The Greensboro City Council voted unanimously to approve a short-term rental ordinance at the Tuesday, May 23 meeting in the Katie Dorsett Council Chambers.

The short-term rental ordinance that regulates Airbnb and VRBO type rentals had been on the agenda for the May 16 City Council meeting, but because of the length of that meeting, those wishing to speak on the ordinance were given the option of waiting hours to speak or continuing the item to the May 23 meeting, and they chose the continuation.

Before the public hearing on the ordinance began, the City Council made several amendments to the proposed ordinance.  Mayor Nancy Vaughan said the proposed amendments were the result of members of the City Council meeting with and speaking to people and groups throughout the city who were opposed to the ordinance as it was written.

The most controversial amendment was to add a spacing requirement to the ordinance, which would not allow a short-term rental within 750 feet of an existing short-term rental.  That passed on an 8-1 vote with Councilmember Yvonne Johnson voting no.  Johnson said, “I think that’s still too close.”

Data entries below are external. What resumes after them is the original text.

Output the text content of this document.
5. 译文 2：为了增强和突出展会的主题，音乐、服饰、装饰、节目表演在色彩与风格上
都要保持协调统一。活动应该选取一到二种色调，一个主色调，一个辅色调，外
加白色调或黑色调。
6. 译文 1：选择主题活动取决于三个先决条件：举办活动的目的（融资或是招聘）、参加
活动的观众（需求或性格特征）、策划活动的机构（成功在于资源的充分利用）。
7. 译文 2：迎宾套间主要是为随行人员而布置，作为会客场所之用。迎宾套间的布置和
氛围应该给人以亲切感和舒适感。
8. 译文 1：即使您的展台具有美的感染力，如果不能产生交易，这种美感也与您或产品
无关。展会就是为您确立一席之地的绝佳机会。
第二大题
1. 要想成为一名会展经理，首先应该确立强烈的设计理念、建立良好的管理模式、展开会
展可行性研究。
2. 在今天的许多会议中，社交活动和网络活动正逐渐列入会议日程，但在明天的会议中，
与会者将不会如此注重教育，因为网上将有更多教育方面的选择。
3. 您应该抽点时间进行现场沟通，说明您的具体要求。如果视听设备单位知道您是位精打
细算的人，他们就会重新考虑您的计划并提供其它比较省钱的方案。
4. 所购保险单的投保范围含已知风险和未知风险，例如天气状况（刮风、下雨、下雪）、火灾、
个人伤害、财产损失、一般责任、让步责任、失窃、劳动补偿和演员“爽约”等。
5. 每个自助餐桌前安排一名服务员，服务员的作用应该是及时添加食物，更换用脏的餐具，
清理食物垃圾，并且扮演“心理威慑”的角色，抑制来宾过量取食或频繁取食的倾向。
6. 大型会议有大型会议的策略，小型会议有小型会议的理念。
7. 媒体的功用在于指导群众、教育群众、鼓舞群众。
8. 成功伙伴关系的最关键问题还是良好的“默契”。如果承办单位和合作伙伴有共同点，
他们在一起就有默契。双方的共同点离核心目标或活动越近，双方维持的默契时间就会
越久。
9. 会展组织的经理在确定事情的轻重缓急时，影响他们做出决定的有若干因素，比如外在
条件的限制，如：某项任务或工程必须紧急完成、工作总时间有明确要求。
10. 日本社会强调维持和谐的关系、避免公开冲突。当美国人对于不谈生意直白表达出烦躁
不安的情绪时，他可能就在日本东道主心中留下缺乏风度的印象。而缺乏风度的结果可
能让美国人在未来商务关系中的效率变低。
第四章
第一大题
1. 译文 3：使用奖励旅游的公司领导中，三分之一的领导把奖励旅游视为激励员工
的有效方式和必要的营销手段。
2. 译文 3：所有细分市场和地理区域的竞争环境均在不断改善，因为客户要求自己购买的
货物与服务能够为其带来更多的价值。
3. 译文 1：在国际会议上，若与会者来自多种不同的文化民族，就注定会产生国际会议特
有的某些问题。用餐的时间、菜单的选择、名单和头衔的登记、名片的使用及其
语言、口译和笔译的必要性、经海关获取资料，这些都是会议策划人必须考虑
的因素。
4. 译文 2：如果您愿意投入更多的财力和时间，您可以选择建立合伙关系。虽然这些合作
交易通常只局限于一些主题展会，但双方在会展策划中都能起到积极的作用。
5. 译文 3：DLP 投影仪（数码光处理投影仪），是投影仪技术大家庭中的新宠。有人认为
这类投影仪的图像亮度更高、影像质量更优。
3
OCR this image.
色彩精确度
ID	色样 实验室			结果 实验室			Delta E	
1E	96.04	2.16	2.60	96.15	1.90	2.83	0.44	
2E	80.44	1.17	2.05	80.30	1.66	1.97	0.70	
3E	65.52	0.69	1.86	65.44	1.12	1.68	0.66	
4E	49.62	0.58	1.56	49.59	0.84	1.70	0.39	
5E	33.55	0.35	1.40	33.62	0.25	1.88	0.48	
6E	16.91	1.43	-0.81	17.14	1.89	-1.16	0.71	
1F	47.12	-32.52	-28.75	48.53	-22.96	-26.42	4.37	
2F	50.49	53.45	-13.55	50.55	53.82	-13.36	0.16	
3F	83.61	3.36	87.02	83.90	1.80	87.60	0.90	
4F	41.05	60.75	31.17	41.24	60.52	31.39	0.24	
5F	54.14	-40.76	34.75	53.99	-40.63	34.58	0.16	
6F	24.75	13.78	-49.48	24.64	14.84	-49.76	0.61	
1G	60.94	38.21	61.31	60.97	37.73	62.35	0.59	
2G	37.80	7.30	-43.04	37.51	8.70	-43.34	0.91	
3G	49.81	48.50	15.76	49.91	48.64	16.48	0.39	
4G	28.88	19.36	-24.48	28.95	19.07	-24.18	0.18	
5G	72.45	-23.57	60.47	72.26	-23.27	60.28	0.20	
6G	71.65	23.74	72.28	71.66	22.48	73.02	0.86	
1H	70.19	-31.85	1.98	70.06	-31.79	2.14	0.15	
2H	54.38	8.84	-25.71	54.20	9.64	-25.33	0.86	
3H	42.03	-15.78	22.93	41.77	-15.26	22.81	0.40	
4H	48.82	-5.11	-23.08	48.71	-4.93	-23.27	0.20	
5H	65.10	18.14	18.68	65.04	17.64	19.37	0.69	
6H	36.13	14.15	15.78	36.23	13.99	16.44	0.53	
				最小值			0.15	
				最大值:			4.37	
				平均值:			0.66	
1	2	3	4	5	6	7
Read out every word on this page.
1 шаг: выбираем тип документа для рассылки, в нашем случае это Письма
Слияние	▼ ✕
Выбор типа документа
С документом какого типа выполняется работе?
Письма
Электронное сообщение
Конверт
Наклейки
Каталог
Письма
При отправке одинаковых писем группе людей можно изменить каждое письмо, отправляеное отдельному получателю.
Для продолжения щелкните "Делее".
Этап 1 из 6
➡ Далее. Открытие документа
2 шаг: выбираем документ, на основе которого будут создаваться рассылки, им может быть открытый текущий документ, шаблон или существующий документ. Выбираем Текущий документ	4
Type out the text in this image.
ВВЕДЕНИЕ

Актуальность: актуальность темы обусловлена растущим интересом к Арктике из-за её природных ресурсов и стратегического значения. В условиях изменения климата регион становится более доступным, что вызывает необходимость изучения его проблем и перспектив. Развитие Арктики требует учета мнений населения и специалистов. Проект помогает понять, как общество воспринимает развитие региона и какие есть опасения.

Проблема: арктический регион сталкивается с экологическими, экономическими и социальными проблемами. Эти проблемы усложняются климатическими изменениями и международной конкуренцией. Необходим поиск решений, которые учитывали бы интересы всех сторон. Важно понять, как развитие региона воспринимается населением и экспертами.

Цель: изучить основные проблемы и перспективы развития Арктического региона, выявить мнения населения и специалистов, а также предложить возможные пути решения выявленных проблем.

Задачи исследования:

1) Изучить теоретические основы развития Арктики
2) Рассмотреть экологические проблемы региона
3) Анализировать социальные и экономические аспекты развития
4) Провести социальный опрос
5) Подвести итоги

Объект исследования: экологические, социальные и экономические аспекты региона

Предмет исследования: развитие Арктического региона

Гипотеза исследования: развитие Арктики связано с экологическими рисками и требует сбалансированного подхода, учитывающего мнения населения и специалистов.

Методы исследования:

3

Motions to limit parking to one parking space per bedroom and deleting the two-night minimum stay were both passed unanimously.

Vaughan said that she wanted to get the amendments passed before the public hearing because she thought a number of speakers planned to speak to those items.

After over an hour of speakers – mostly against but some in favor of the short-term rental ordinance – the council discussed the ordinance.

Councilmember Zack Matheny asked that those who were opposed to the ordinance take a look at North Carolina state Senate bill 667.  He said, “The state is going to dictate a lot of this.”

Vaughan noted that the ordinance did not restrict what a homeowners association could do, but that it was up to the homeowners associations to enforce their own covenants.

Vaughan also noted that the ordinance would go into effect on Jan. 1, 2024, and said, “We will revisit this the first of 2025 after it has been enacted for a year.”